Basilisa Ndonde has a big smile on her face as she walks into her office at Tanzania Health Promotion Support, a civil society organization. It is a special day for her—World Cancer Day, commemorated on 4 February each year. Ms Ndonde is at the forefront of the response to cancer on the ground, coordinating the Afya Jali project to raise awareness about, and uptake of, cervical and breast cancer services among women living with HIV.
Women living with HIV are four to five times more likely to develop cervical cancer than women who are HIV-negative. HIV weakens the immune system and reduces the body’s ability to fight opportunistic infections, such as the human papillomavirus (HPV), which causes 70% of cervical cancer cases.
The United Republic of Tanzania has the sixth highest incidence of cervical cancer in the world and has 1.4 million people living with HIV.
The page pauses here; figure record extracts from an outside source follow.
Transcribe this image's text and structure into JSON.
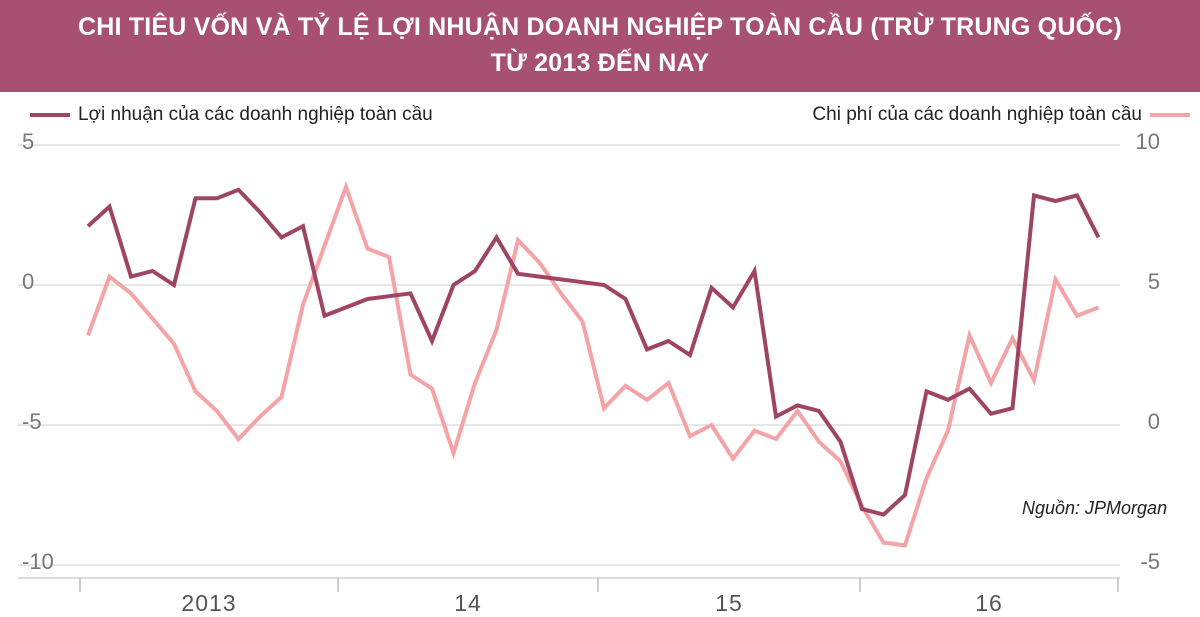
{
  "title": {
    "line1": "CHI TIÊU VỐN VÀ TỶ LỆ LỢI NHUẬN DOANH NGHIỆP TOÀN CẦU (TRỪ TRUNG QUỐC)",
    "line2": "TỪ 2013 ĐẾN NAY"
  },
  "source": "Nguồn: JPMorgan",
  "colors": {
    "header_bg": "#a7506f",
    "profit_line": "#9e4564",
    "capex_line": "#f4a4a6",
    "grid": "#cfcfcf",
    "tick_text": "#777777"
  },
  "chart_data": {
    "type": "line",
    "x_start": "2012-10",
    "x_step": "1 month",
    "x_ticks": [
      "2013",
      "14",
      "15",
      "16"
    ],
    "left_axis": {
      "ylim": [
        -10,
        5
      ],
      "ticks": [
        "5",
        "0",
        "-5",
        "-10"
      ]
    },
    "right_axis": {
      "ylim": [
        -5,
        10
      ],
      "ticks": [
        "10",
        "5",
        "0",
        "-5"
      ]
    },
    "grid": true,
    "legend_positions": [
      "top-left",
      "top-right"
    ],
    "series": [
      {
        "name": "Lợi nhuận của các doanh nghiệp toàn cầu",
        "axis": "left",
        "values": [
          2.1,
          2.8,
          0.3,
          0.5,
          0.0,
          3.1,
          3.1,
          3.4,
          2.6,
          1.7,
          2.1,
          -1.1,
          -0.8,
          -0.5,
          -0.4,
          -0.3,
          -2.0,
          0.0,
          0.5,
          1.7,
          0.4,
          0.3,
          0.2,
          0.1,
          0.0,
          -0.5,
          -2.3,
          -2.0,
          -2.5,
          -0.1,
          -0.8,
          0.5,
          -4.7,
          -4.3,
          -4.5,
          -5.6,
          -8.0,
          -8.2,
          -7.5,
          -3.8,
          -4.1,
          -3.7,
          -4.6,
          -4.4,
          3.2,
          3.0,
          3.2,
          1.7
        ]
      },
      {
        "name": "Chi phí của các doanh nghiệp toàn cầu",
        "axis": "right",
        "values": [
          3.2,
          5.3,
          4.7,
          3.8,
          2.9,
          1.2,
          0.5,
          -0.5,
          0.3,
          1.0,
          4.3,
          6.4,
          8.5,
          6.3,
          6.0,
          1.8,
          1.3,
          -1.0,
          1.5,
          3.4,
          6.6,
          5.8,
          4.7,
          3.7,
          0.6,
          1.4,
          0.9,
          1.5,
          -0.4,
          0.0,
          -1.2,
          -0.2,
          -0.5,
          0.5,
          -0.6,
          -1.3,
          -2.9,
          -4.2,
          -4.3,
          -1.9,
          -0.2,
          3.2,
          1.5,
          3.1,
          1.6,
          5.2,
          3.9,
          4.2
        ]
      }
    ]
  }
}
Ms Ndonde is proud of the achievements of the Afya Jali (which means “Taking care of your health” in Swahili) project so far, just a few months after its inception. In collaboration with the Ministry of Health, Community Development, Gender, Elderly and Children and the Tanzania network of women living with HIV, Ms Ndonde has facilitated the development of resource materials for health and community workers to sensitize women on the need to be screened for cervical and breast cancer. “For the first time in the country, we now have comprehensive guidelines for health workers on the prevention, screening and treatment of the cancers of reproductive organs,” she says.
Ms Ndonde has obtained the support of local government authorities in all four regions in which the project has been implemented. She has also organized a training of trainers workshop in the same regions for 30 women living with HIV, who sensitize other women on cervical and breast cancer and encourage cancer disclosure to mitigate stigma. “Each participant had to practice and demonstrate in front of the workshop’s audience that they know how to deliver the messages back to their respective communities,” says Ms Ndonde.
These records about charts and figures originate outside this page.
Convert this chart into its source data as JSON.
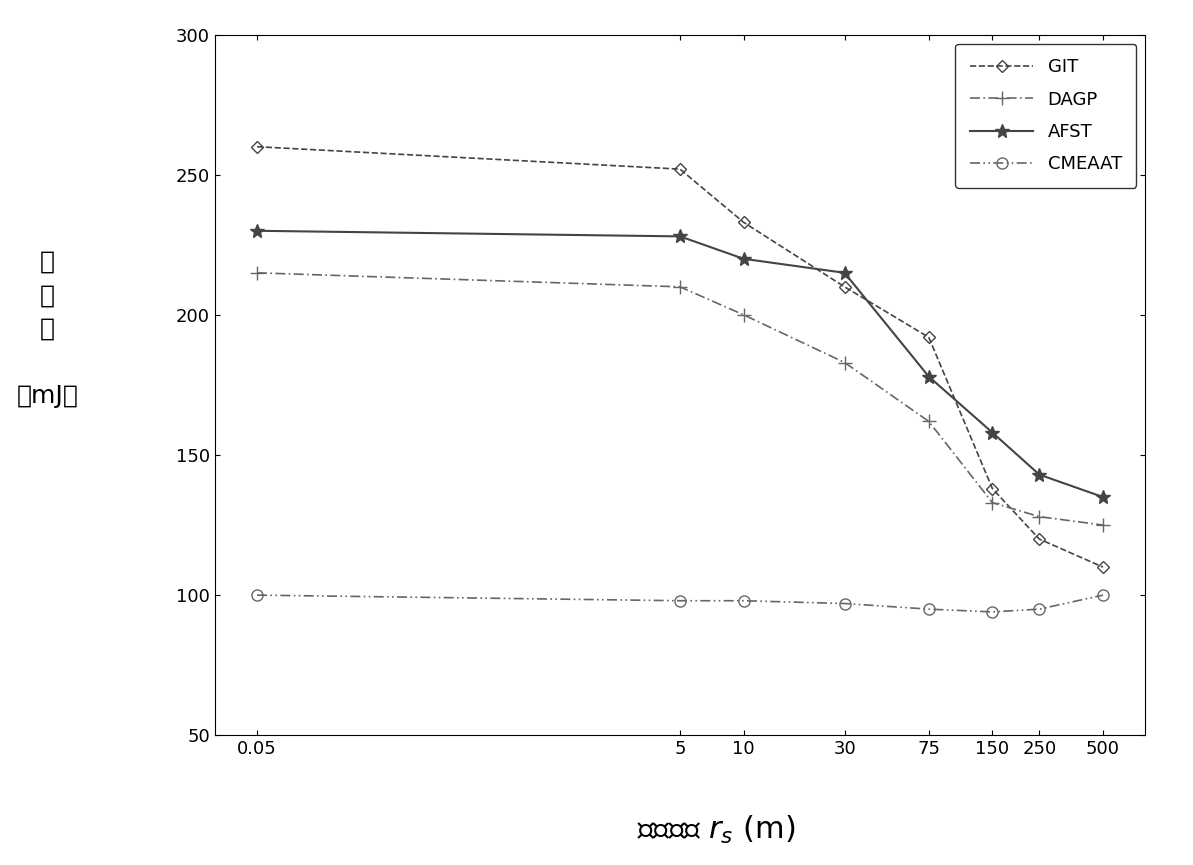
{
  "x_ticks": [
    0.05,
    5,
    10,
    30,
    75,
    150,
    250,
    500
  ],
  "GIT": {
    "x": [
      0.05,
      5,
      10,
      30,
      75,
      150,
      250,
      500
    ],
    "y": [
      260,
      252,
      233,
      210,
      192,
      138,
      120,
      110
    ],
    "label": "GIT"
  },
  "DAGP": {
    "x": [
      0.05,
      5,
      10,
      30,
      75,
      150,
      250,
      500
    ],
    "y": [
      215,
      210,
      200,
      183,
      162,
      133,
      128,
      125
    ],
    "label": "DAGP"
  },
  "AFST": {
    "x": [
      0.05,
      5,
      10,
      30,
      75,
      150,
      250,
      500
    ],
    "y": [
      230,
      228,
      220,
      215,
      178,
      158,
      143,
      135
    ],
    "label": "AFST"
  },
  "CMEAAT": {
    "x": [
      0.05,
      5,
      10,
      30,
      75,
      150,
      250,
      500
    ],
    "y": [
      100,
      98,
      98,
      97,
      95,
      94,
      95,
      100
    ],
    "label": "CMEAAT"
  },
  "ylim": [
    50,
    300
  ],
  "yticks": [
    50,
    100,
    150,
    200,
    250,
    300
  ],
  "background_color": "#ffffff"
}
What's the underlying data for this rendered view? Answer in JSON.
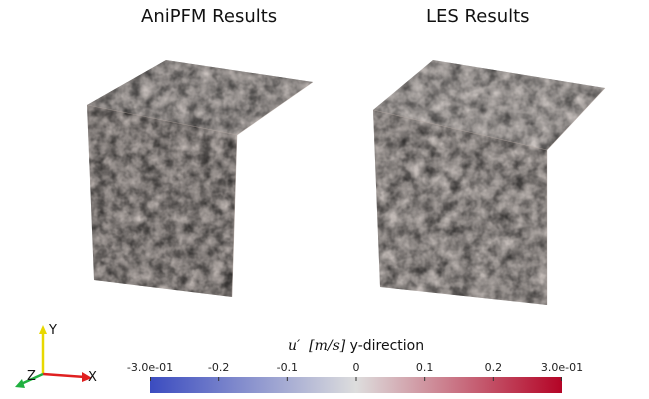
{
  "panels": [
    {
      "title": "AniPFM Results"
    },
    {
      "title": "LES Results"
    }
  ],
  "colorbar": {
    "variable": "u′",
    "unit": "[m/s]",
    "component": "y-direction",
    "min": -0.3,
    "max": 0.3,
    "ticks": [
      "-3.0e-01",
      "-0.2",
      "-0.1",
      "0",
      "0.1",
      "0.2",
      "3.0e-01"
    ],
    "colormap": [
      "#3b4cc0",
      "#dddddd",
      "#b40426"
    ]
  },
  "axes": {
    "x": "X",
    "y": "Y",
    "z": "Z"
  },
  "colors": {
    "x_axis": "#e02020",
    "y_axis": "#e8d800",
    "z_axis": "#20b040"
  }
}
The project is funded by UNAIDS as part of the Pink Ribbon Red Ribbon (PRRR) initiative, a global partnership of governments, nongovernmental and multilateral organizations, foundations and corporations with a shared goal of reducing deaths from cervical cancer and breast cancer in low- and middle-income countries. PRRR’s mission in the United Republic of Tanzania is to build on existing health-care programmes to integrate cervical cancer prevention, screening and treatment and breast cancer services and to increase access to HPV vaccination.
UNAIDS is working with countries to achieve the commitment made by counties at the United Nations High-Level Meeting on Ending AIDS in 2016 to take AIDS out of isolation through people-centred systems to improve universal health coverage, including treatment for tuberculosis, cervical cancer and hepatitis B and C.